A fantasia de que compreender resolve
Vivemos num tempo em que informação está sempre à mão. Nomeamos padrões, reconhecemos “gatilhos”, aprendemos conceitos, assistimos a vídeos e conseguimos descrever com precisão o que acontece conosco. Tudo isso pode ser útil. Mas existe uma diferença entre formular uma explicação e transformar a posição que ocupamos diante daquilo que nos acontece.
É possível saber que uma relação faz mal e ainda desejar voltar. Saber que descansar é necessário e sentir culpa ao parar. Entender que uma cobrança veio da família e continuar ouvindo essa cobrança como se fosse uma voz própria. O conhecimento consciente não tem acesso soberano a tudo o que organiza nosso modo de desejar, temer e nos relacionar.
O corpo e o afeto não obedecem a uma planilha
Quando uma pessoa diz “eu sei que não faz sentido sentir isso”, geralmente está comparando a experiência psíquica com uma lógica racional: se eu já identifiquei o erro, deveria ser capaz de corrigi-lo. Só que afeto não é uma célula de planilha que se recalcula ao receber a fórmula certa.
Uma forma de se proteger pode ter sido importante durante anos. Um modo de agradar pode ter garantido pertencimento. Uma exigência interna pode ter organizado uma identidade inteira. Mesmo quando essas soluções deixam de funcionar, abandoná-las pode significar perder algo conhecido antes que outra forma de existir esteja disponível.

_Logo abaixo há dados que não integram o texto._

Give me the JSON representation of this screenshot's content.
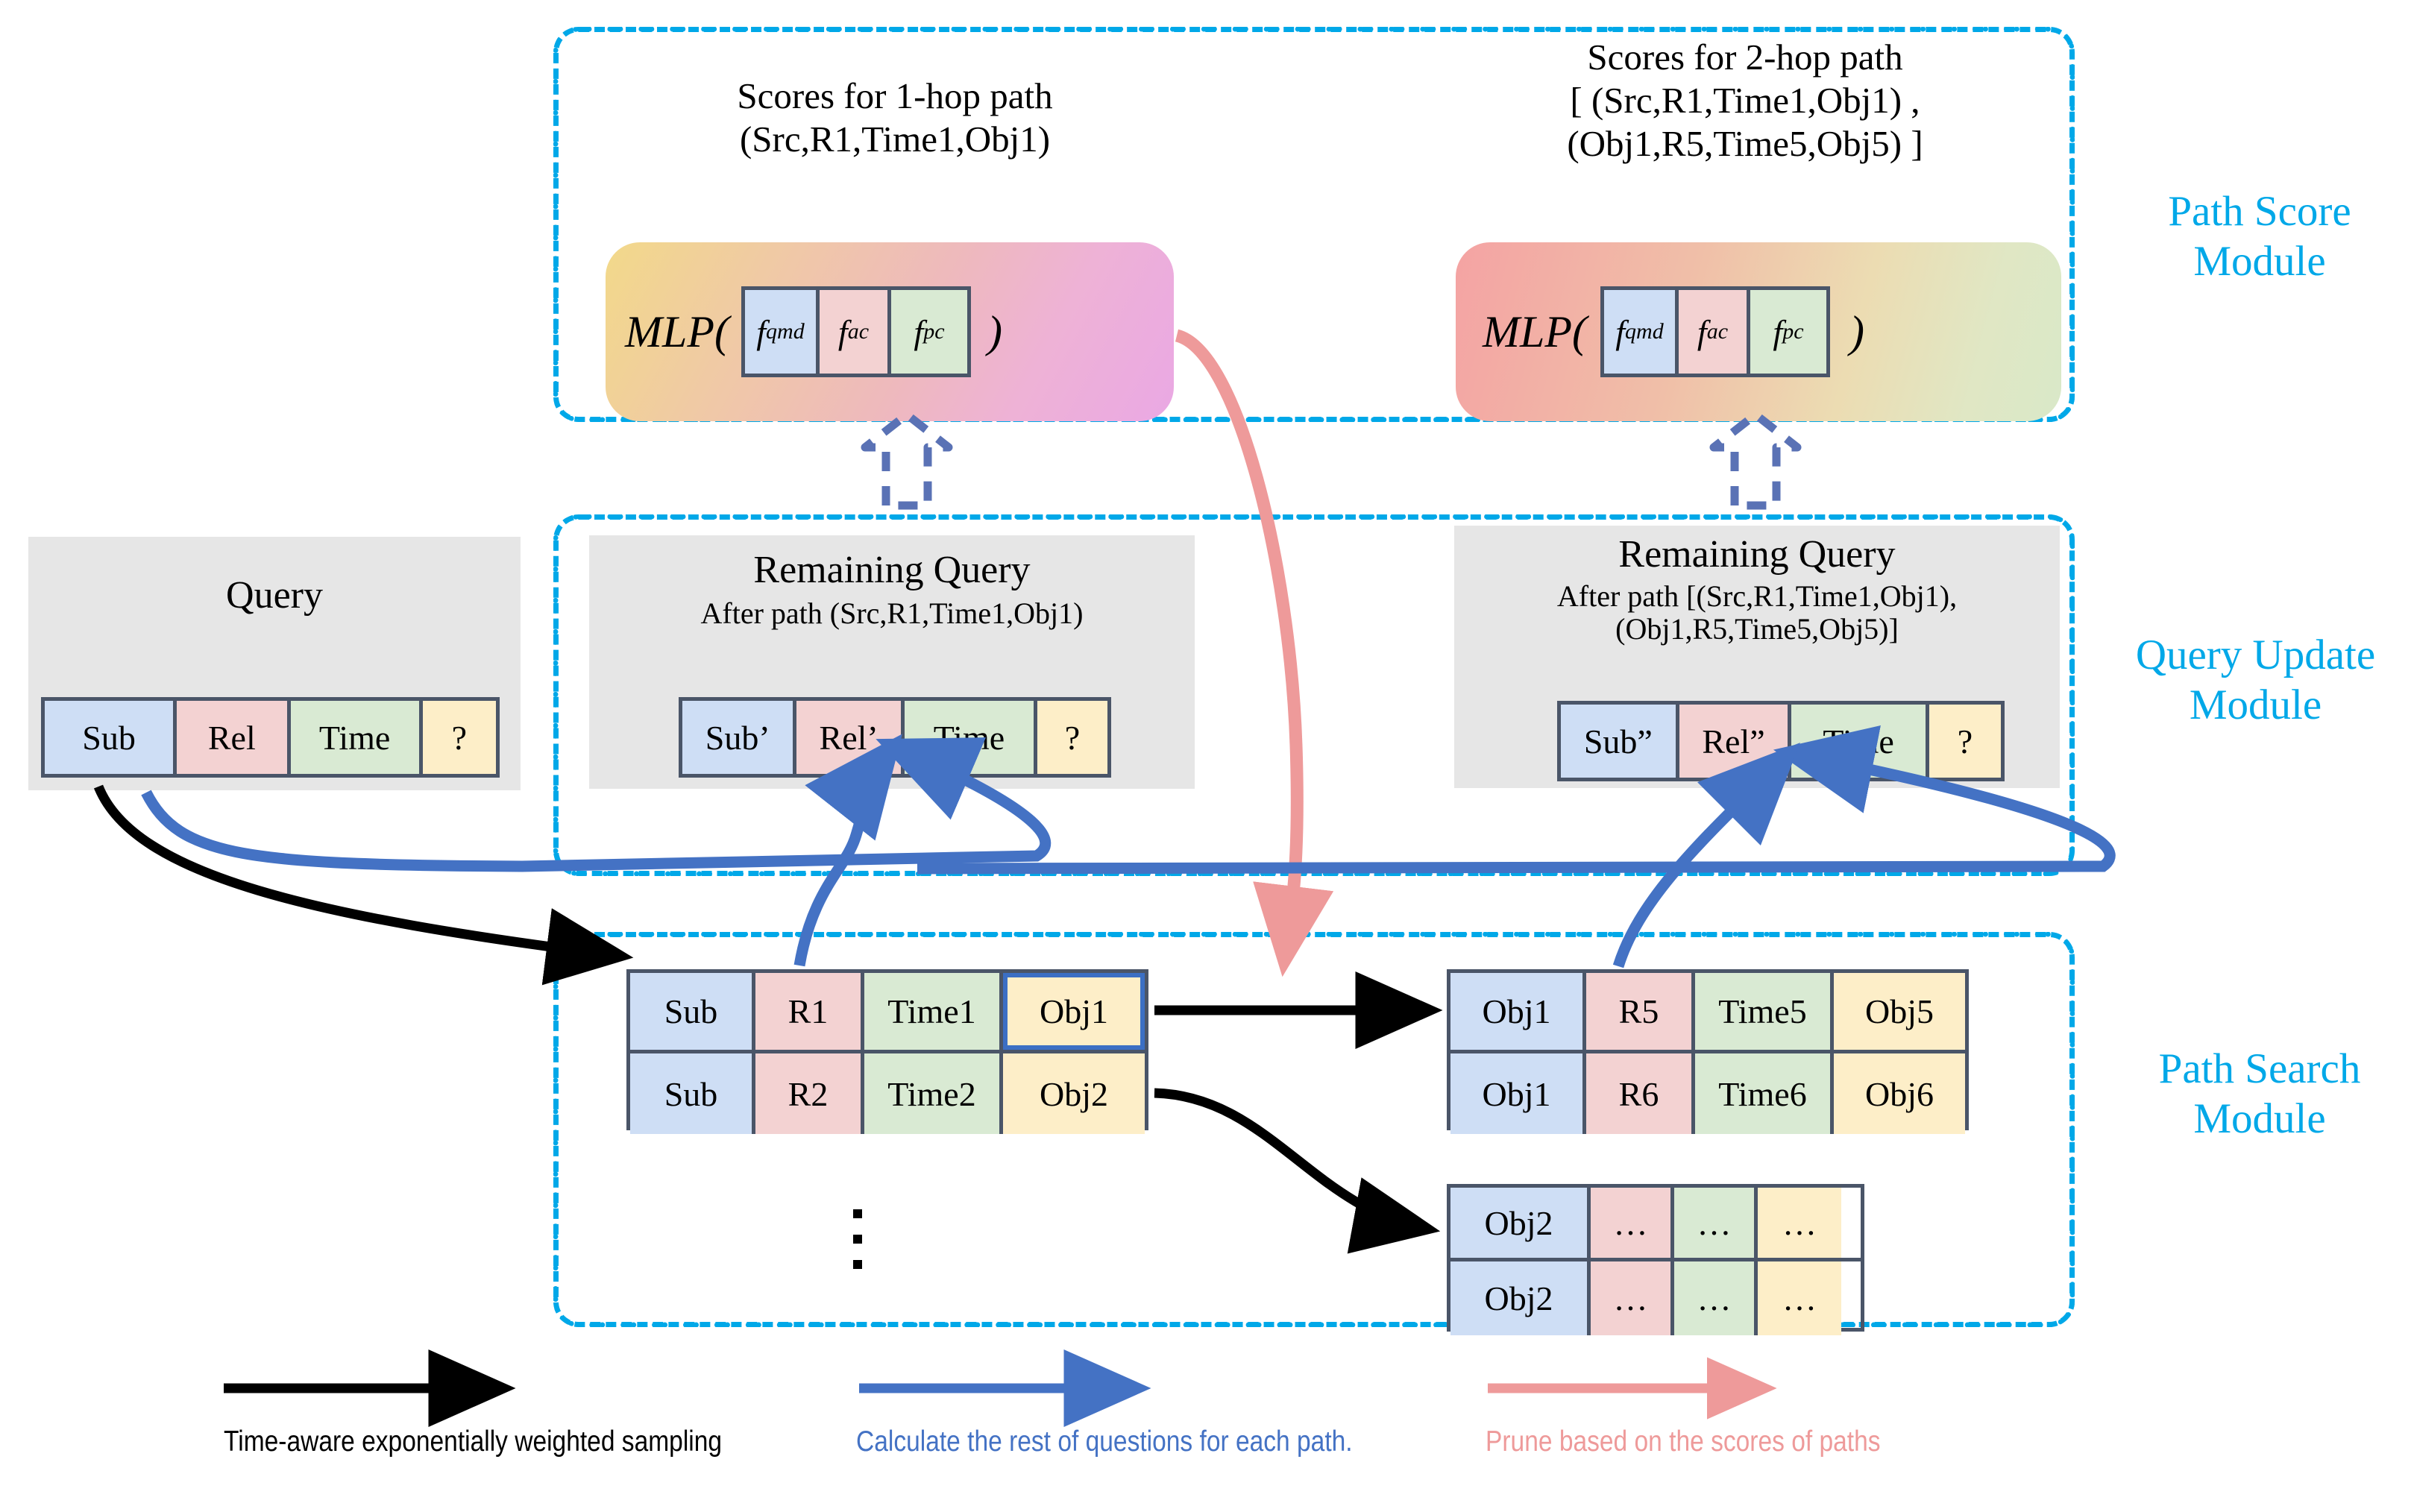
{
  "modules": [
    {
      "id": "path-score",
      "label": "Path Score\nModule"
    },
    {
      "id": "query-update",
      "label": "Query Update\nModule"
    },
    {
      "id": "path-search",
      "label": "Path Search\nModule"
    }
  ],
  "path_score": {
    "left": {
      "caption_line1": "Scores  for 1-hop path",
      "caption_line2": "(Src,R1,Time1,Obj1)",
      "mlp_prefix": "MLP(",
      "mlp_suffix": ")",
      "features": [
        {
          "name": "f",
          "sub": "qmd",
          "color": "#cedef5"
        },
        {
          "name": "f",
          "sub": "ac",
          "color": "#f3d2d2"
        },
        {
          "name": "f",
          "sub": "pc",
          "color": "#d9ead3"
        }
      ]
    },
    "right": {
      "caption_line1": "Scores for 2-hop path",
      "caption_line2": "[ (Src,R1,Time1,Obj1) ,",
      "caption_line3": "(Obj1,R5,Time5,Obj5) ]",
      "mlp_prefix": "MLP(",
      "mlp_suffix": ")",
      "features": [
        {
          "name": "f",
          "sub": "qmd",
          "color": "#cedef5"
        },
        {
          "name": "f",
          "sub": "ac",
          "color": "#f3d2d2"
        },
        {
          "name": "f",
          "sub": "pc",
          "color": "#d9ead3"
        }
      ]
    }
  },
  "query_update": {
    "query": {
      "title": "Query",
      "cells": [
        "Sub",
        "Rel",
        "Time",
        "?"
      ]
    },
    "remaining1": {
      "title": "Remaining Query",
      "subtitle": "After path (Src,R1,Time1,Obj1)",
      "cells": [
        "Sub’",
        "Rel’",
        "Time",
        "?"
      ]
    },
    "remaining2": {
      "title": "Remaining Query",
      "subtitle_line1": "After path [(Src,R1,Time1,Obj1),",
      "subtitle_line2": "(Obj1,R5,Time5,Obj5)]",
      "cells": [
        "Sub”",
        "Rel”",
        "Time",
        "?"
      ]
    }
  },
  "path_search": {
    "table_hop1": {
      "rows": [
        [
          "Sub",
          "R1",
          "Time1",
          "Obj1"
        ],
        [
          "Sub",
          "R2",
          "Time2",
          "Obj2"
        ]
      ],
      "highlight": {
        "row": 0,
        "col": 3
      }
    },
    "table_hop2_a": {
      "rows": [
        [
          "Obj1",
          "R5",
          "Time5",
          "Obj5"
        ],
        [
          "Obj1",
          "R6",
          "Time6",
          "Obj6"
        ]
      ]
    },
    "table_hop2_b": {
      "rows": [
        [
          "Obj2",
          "…",
          "…",
          "…"
        ],
        [
          "Obj2",
          "…",
          "…",
          "…"
        ]
      ]
    },
    "vertical_ellipsis": "⋮"
  },
  "legend": [
    {
      "color": "#000000",
      "text": "Time-aware exponentially weighted sampling"
    },
    {
      "color": "#4472c4",
      "text": "Calculate the rest of questions for each path."
    },
    {
      "color": "#ee9a9a",
      "text": "Prune based on the scores of paths"
    }
  ],
  "colors": {
    "module_border": "#00A8E8",
    "module_label": "#00A8E8",
    "cell_blue": "#cedef5",
    "cell_pink": "#f3d2d2",
    "cell_green": "#d9ead3",
    "cell_yellow": "#fdeec8",
    "cell_border": "#4a5568",
    "panel_gray": "#e6e6e6",
    "arrow_black": "#000000",
    "arrow_blue": "#4472c4",
    "arrow_pink": "#ee9a9a",
    "highlight_blue": "#3b6fc4",
    "dashed_arrow": "#5a72b5"
  }
}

O que a análise acrescenta
Uma análise não precisa desprezar a compreensão. A questão é não parar nela. Ao falar, repetir, hesitar, contradizer-se e escutar a própria fala em outra relação, uma pessoa pode encontrar não apenas “a causa” de um problema, mas a função que determinado arranjo exerce em sua vida.
Isso muda a natureza da pergunta. Em vez de “por que eu não consigo fazer o que sei que deveria?”, podemos perguntar: “o que acontece comigo quando tento fazer diferente?”. É nessa distância entre o que sabemos e o que conseguimos sustentar que muito do trabalho clínico pode acontecer.
Mudança não é prova de obediência
Transformação psíquica também não precisa ser medida pela velocidade com que alguém implementa um conselho. Há mudanças que começam no modo de formular uma pergunta, de reconhecer uma ambivalência, de perceber uma escolha ou de tolerar um afeto que antes precisava ser imediatamente eliminado.
Entender pode abrir uma porta. Mas atravessá-la envolve tempo, experiência e, muitas vezes, a possibilidade de construir um modo de existir que ainda não estava disponível.